Les services secrets français sont-ils nuls ?
Les services secrets français sont-ils nuls ?
Le général Kalouguine, ancien du KGB, affirme que, de tous les services hostiles auxquels il fut confronté, le renseignement français était le plus mauvais. C’est pour le faire mentir qu’Éric Denécé écrit ce livre. Lui-même spécialiste de la discipline, il tient à honneur de réhabiliter nos hommes de l’ombre. Il a de quoi faire tant ceux-ci sont, chez nous-même, vilipendés. Sa thèse est claire : les carences de nos services sont réelles mais les politiques en sont les premiers responsables.
Sans doute est-ce l’ensemble des Français qui tient l’activité des « espions » pour « infamante et perfide ». Mais le mépris de nos princes pour leurs agents est extrême. Éric Denécé passe en revue nos dirigeants successifs. Michel Rocard et Nicolas Sarkozy sont les seuls rescapés de ce réquisitoire, de Gaulle le plus critiqué, à la mesure de la hauteur du personnage. À la fin de cette première partie, l’auteur nous fait la leçon : le renseignement, à quoi ça sert ?
Vient ensuite la défense de nos spécialistes, « talents gâchés ». Leurs succès sont patents, qu’illustrent quelques grands noms : Henri Navarre (eh oui ! l’homme de Diên Biên Phu), Paillole face aux Allemands, Constantin Melnik en Algérie, acteur, témoin et écrivain de grand style.
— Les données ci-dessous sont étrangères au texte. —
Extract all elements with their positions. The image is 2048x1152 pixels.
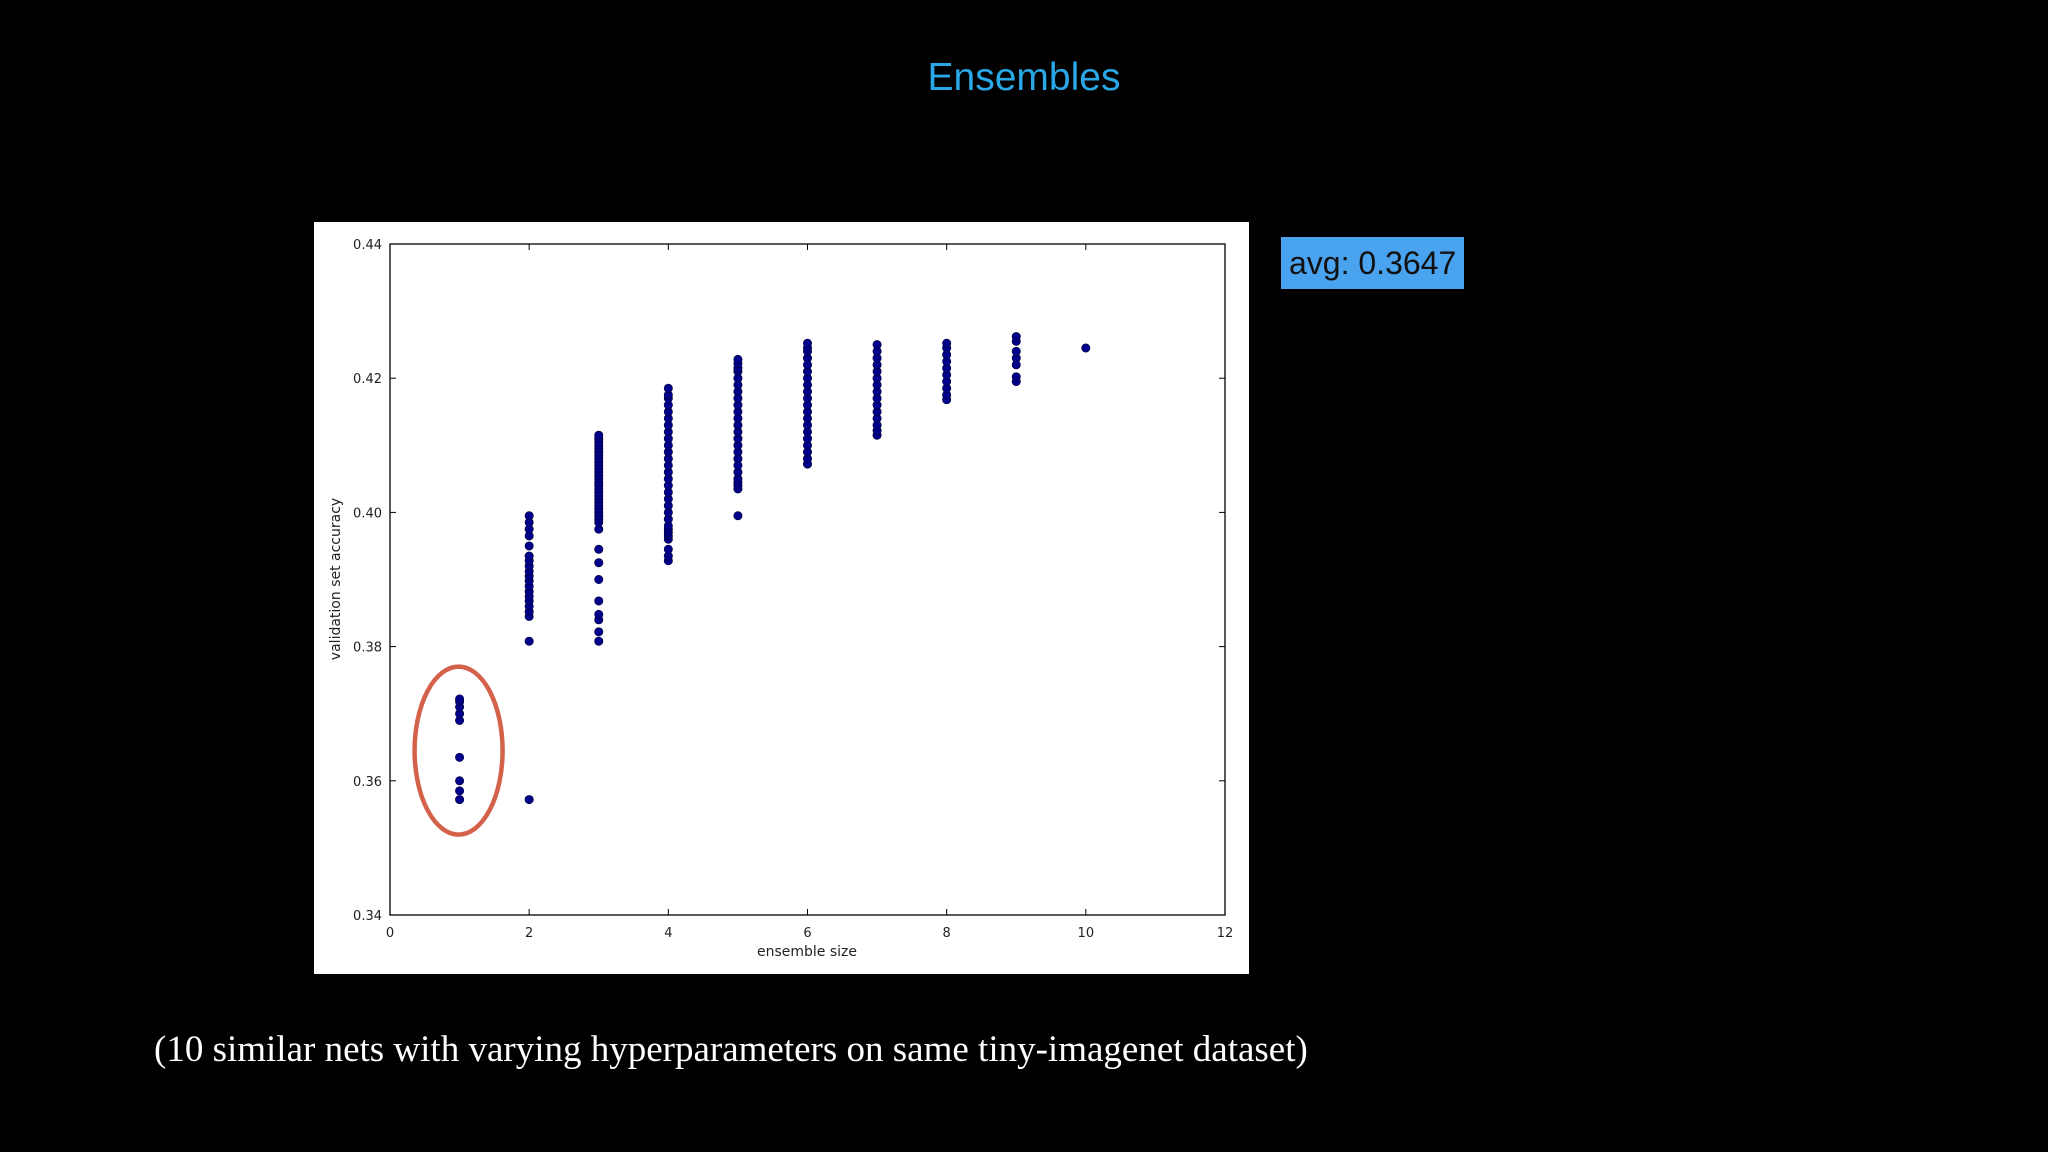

De l’occupation et de la Résistance (de Gaulle encore) résulte un goût fâcheux pour l’action, cependant que l’instrumentalisation des services à des fins personnelles (de Gaulle toujours mais aussi Mitterrand) est un détournement regrettable des moyens.
Une troisième partie détaille nos réussites, dont Henri Navarre est un bon rapporteur. Ils furent importants dans la Seconde Guerre mondiale mais occultés (de Gaulle à nouveau). L’Indochine donne à l’auteur l’occasion d’un jugement bien sévère sur le GCMA (groupement de commandos mixtes aéroportés) mais l’Algérie lui permet de rendre hommage au SDECE (Service de documentation extérieure et de contre-espionnage) : ses agents permirent de soustraire au FLN plus d’armes que n’en ont pris nos combattants du djebel. Si échec, pourtant, il y eut, ce fut dans la guerre froide où, MMLF en RDA mise à part, nous avons en effet été nuls et ridiculisés par le KGB qui, avec l’aide du parti communiste français, était chez lui en France.
L’évolution récente du monde donne à l’auteur des raisons d’espérer. Nous avons à faire face à de nouveaux enjeux, terrorisme, criminalité, prolifération nucléaire, économie et, ajoute-t-on bien légèrement, « attente des citoyens ». Des réformes efficaces ont été décidées, création de la DRM et du COS, Livre blanc de 1994, réformes amplifiées par le président Sarkozy à partir de 2007. Hélas, tout n’est pas encore pour le mieux. Nos agents continuent à manquer cruellement des moyens nécessaires à leur mission, mission régalienne s’il en est. Raison de plus pour répondre au général Kalouguine : non ! Nos services secrets ne sont pas nuls.
Le livre que nous venons de survoler est une contribution majeure à la connaissance d’un sujet dont la nature est d’être méconnu. Il n’en soulève pas moins quelques grandes questions – inhérentes à ce sujet scabreux – où M. Denécé nous a paru quelque peu péremptoire. Il en va du renseignement comme de la dissuasion nucléaire : y mettre de l’éthique est une gageure. D’où suit que le caractère « infâme » de cette activité ne saurait être totalement évacué. D’où suit encore que le contrôle parlementaire, qu’on nous dit souhaitable, trouve vite ses limites. L’extension du domaine soumis à recherche, ensuite, est une tendance récente, extension qui correspond à une bellicisation excessive des rapports humains. L’auteur s’indigne du retard français en matière « d’intelligence économique » ? On lui rétorquera que les relations économiques sont le contraire même de la guerre. Enfin, infamie dans l’infamie, le détournement des Renseignements généraux vers la consolidation du pouvoir provisoirement en place est un péché bien naturel dont aucun parti, venu aux affaires, n’a l’exclusivité. Qu’Éric Denécé nous amène à poser ces indiscrètes questions n’est pas le moindre mérite de son bel ouvrage.